There was a strange silence as everybody paused what they were doing to greet him. He sat a little bit distant from everyone else. He closed his eyes as he joined the wait for dinner.
Old Lin soon entered the sitting room, bowls floating behind him, "Today's dinner is Donburi."
Immediately the bowls were opened, the scalding yet thick fragrance overpowered the taste buds, leaving one slightly numb.
The Pearl rice was chewy and the beef sauce was thick with flavour, it was the meat of a 2nd grade Iron foot cow. Everybody gobbled down the rice, their spoons never stopped moving as chumps of rice disappeared into their mouth.
Even Lin Mengmeng, who had grown up eating her grandfather's food ate without constraints, as she ate, she felt a hot sensation in her stomach. Turbulent spiritual energy flooded her body and she closed her eyes as she tried to control and refine it.
Raizel's eyes were shut as he acted as if he was refining the energy inside the meal. The energy was really just a drop in his spiritual sea, for a meal to affect him it must be at least 1000 times more potent than this.
The spiritual energy was not the reason he came here every evening; no.
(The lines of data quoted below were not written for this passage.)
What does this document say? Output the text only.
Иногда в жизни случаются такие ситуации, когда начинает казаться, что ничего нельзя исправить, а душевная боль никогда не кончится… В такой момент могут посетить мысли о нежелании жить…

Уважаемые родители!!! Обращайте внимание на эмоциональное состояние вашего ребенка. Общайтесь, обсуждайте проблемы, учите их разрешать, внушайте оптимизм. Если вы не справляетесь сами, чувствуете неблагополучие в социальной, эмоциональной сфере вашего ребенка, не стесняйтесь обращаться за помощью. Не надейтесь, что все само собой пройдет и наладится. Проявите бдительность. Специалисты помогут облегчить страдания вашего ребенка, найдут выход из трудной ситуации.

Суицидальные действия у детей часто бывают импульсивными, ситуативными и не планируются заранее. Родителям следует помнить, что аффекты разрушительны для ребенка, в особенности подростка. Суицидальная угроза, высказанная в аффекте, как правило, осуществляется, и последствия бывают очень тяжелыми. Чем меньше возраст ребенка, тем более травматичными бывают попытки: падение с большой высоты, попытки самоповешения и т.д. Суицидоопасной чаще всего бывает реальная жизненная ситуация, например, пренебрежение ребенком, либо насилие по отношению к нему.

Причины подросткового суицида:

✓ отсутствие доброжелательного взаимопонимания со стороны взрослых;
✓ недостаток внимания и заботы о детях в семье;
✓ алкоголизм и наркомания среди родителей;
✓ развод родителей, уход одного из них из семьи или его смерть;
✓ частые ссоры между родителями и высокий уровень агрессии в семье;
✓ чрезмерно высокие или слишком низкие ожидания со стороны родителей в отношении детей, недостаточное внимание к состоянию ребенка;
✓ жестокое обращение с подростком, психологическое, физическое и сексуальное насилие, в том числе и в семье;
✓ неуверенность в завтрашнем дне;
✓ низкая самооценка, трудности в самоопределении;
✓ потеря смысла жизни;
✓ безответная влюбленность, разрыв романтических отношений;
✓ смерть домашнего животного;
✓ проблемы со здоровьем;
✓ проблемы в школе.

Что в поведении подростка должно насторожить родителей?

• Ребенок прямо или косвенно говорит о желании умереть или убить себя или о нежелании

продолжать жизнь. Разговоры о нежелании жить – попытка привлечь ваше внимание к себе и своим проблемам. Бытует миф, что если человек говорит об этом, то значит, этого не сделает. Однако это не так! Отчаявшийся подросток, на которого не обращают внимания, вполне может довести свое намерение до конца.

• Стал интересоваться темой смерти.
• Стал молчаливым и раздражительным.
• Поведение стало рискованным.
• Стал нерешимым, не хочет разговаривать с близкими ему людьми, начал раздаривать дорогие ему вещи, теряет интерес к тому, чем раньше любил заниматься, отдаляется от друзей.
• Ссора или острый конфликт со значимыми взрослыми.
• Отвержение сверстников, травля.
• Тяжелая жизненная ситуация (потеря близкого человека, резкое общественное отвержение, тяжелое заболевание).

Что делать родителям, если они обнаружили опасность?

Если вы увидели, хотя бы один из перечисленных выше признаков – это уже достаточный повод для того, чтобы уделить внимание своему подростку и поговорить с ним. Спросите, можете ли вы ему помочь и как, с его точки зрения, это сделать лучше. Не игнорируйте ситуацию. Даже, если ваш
Old Lin's meal was extremely delicious. He must be a Level 4 spirit chef or even higher.
After the meal was drinking time. As Oliver produced a bottle of wine, Raizel knew it was time to go, he stood up, dropped 10 spirit stones on the table before nodding to Old Lin. One of his rules included that each meal was 10 spirit stones, nothing more, nothing less.
He returned to his store and opened the room at the very end. Spiritual energy was at least 10 times more potent than the one outside enveloped him and he nodded. It was a beautiful life.